Models without Mitigation
FarePerMile Models using Protected Group Race
There are many ways to approach predicting FarePerMile in what we want each row to represent. While we are initially given tickets, we can expand each ticket to passengers and we can also group by flight path (unfortunately due to a lack of Flight ID in our dataset grouping by flights was not possible).
Each grouping has thier own downsides: passengers would expand out tickets which would result in many duplicate rows, but from a fairness perspective, we care most about an individual and the other groupings include a variable amount of passengers to represent a row (so some passengers matter less than others). Tickets, on the other hand, represent multiple people, but has no duplicates and does not lose information. With flight path grouping, we need to summarize many flights together and while we lose a lot of information, we also get rid of many outliers which happens many times.

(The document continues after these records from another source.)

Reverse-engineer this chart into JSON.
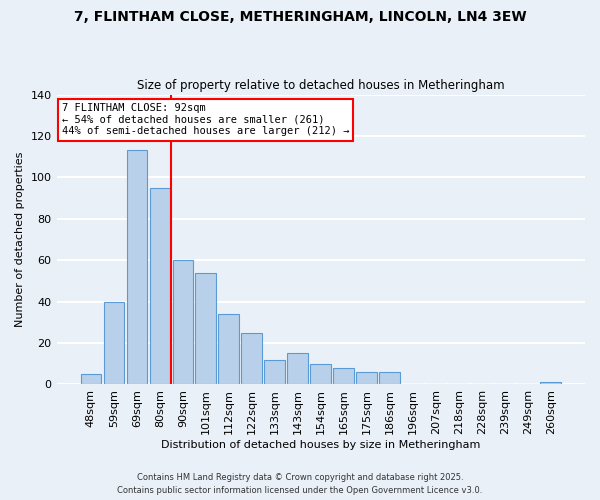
{
  "title": "7, FLINTHAM CLOSE, METHERINGHAM, LINCOLN, LN4 3EW",
  "subtitle": "Size of property relative to detached houses in Metheringham",
  "xlabel": "Distribution of detached houses by size in Metheringham",
  "ylabel": "Number of detached properties",
  "categories": [
    "48sqm",
    "59sqm",
    "69sqm",
    "80sqm",
    "90sqm",
    "101sqm",
    "112sqm",
    "122sqm",
    "133sqm",
    "143sqm",
    "154sqm",
    "165sqm",
    "175sqm",
    "186sqm",
    "196sqm",
    "207sqm",
    "218sqm",
    "228sqm",
    "239sqm",
    "249sqm",
    "260sqm"
  ],
  "values": [
    5,
    40,
    113,
    95,
    60,
    54,
    34,
    25,
    12,
    15,
    10,
    8,
    6,
    6,
    0,
    0,
    0,
    0,
    0,
    0,
    1
  ],
  "bar_color": "#b8d0ea",
  "bar_edge_color": "#5b9bd5",
  "vline_x": 3.5,
  "vline_color": "red",
  "annotation_title": "7 FLINTHAM CLOSE: 92sqm",
  "annotation_line1": "← 54% of detached houses are smaller (261)",
  "annotation_line2": "44% of semi-detached houses are larger (212) →",
  "annotation_box_color": "white",
  "annotation_box_edge": "red",
  "ylim": [
    0,
    140
  ],
  "yticks": [
    0,
    20,
    40,
    60,
    80,
    100,
    120,
    140
  ],
  "footer1": "Contains HM Land Registry data © Crown copyright and database right 2025.",
  "footer2": "Contains public sector information licensed under the Open Government Licence v3.0.",
  "background_color": "#eaf0f8",
  "grid_color": "white"
}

What we ultimately decided was that across each type of grouping, the bias metrics should ideally all be relatively fair. In order to measure how fair models are assigning outcomes, we decided to use disparate impact, which measures probability of favorable outcome for the unprivileged group divided by favorable outcome for the priviliged group. The ideal disparate impact is 1.0, where the favorable outcome is the same probability
Passenger Level
When looking at the passenger-level and breaking down passangers by distance they flew, the disparate impact for each distance group was consistently around 0.98, which is considered incredibly fair.
Ticket Level
When looking at the ticket-level, models gave a disparate impact of around 0.97, which is also considered fair.
Flight Path Level
When looking at the flight path-level, models gave a disparate impact of 1.24, which actually means that the unpriviliged group actually has a higher chance of a favorable outcome. This can be due to many factors, like lower pricing due to having lower socioeconomic status to afford the pricing. However, since the disparate impact is more unbalanced, we decided to use this level to mitigate the bias so that we can see how the disparate impact changes with mitigation.
FareClass Model
Another model utilized within model development was the FareClass Model. The FareClass is a random forest classifier that predicts if the given ticket is either a favorable or unfavorable FareClass. The classification for the FareClass feature was determined through the distribution of the FarePerMile attribute for each of the FareClass. Observing the distributions, favorable classes had distributions that were centered either below or right at the average FarePerMile for all FarePerMiles values together. Other features incorporated into the model included RoundTrip, DollarCred, Passengers, ItinFare,BulkFare, Distance, MilesFlown, White alone proportion and Non-White alone proportion. The results from this model revealed the limited bias within the dataset. Bias analysis can be observed within the Model with Mitigation section.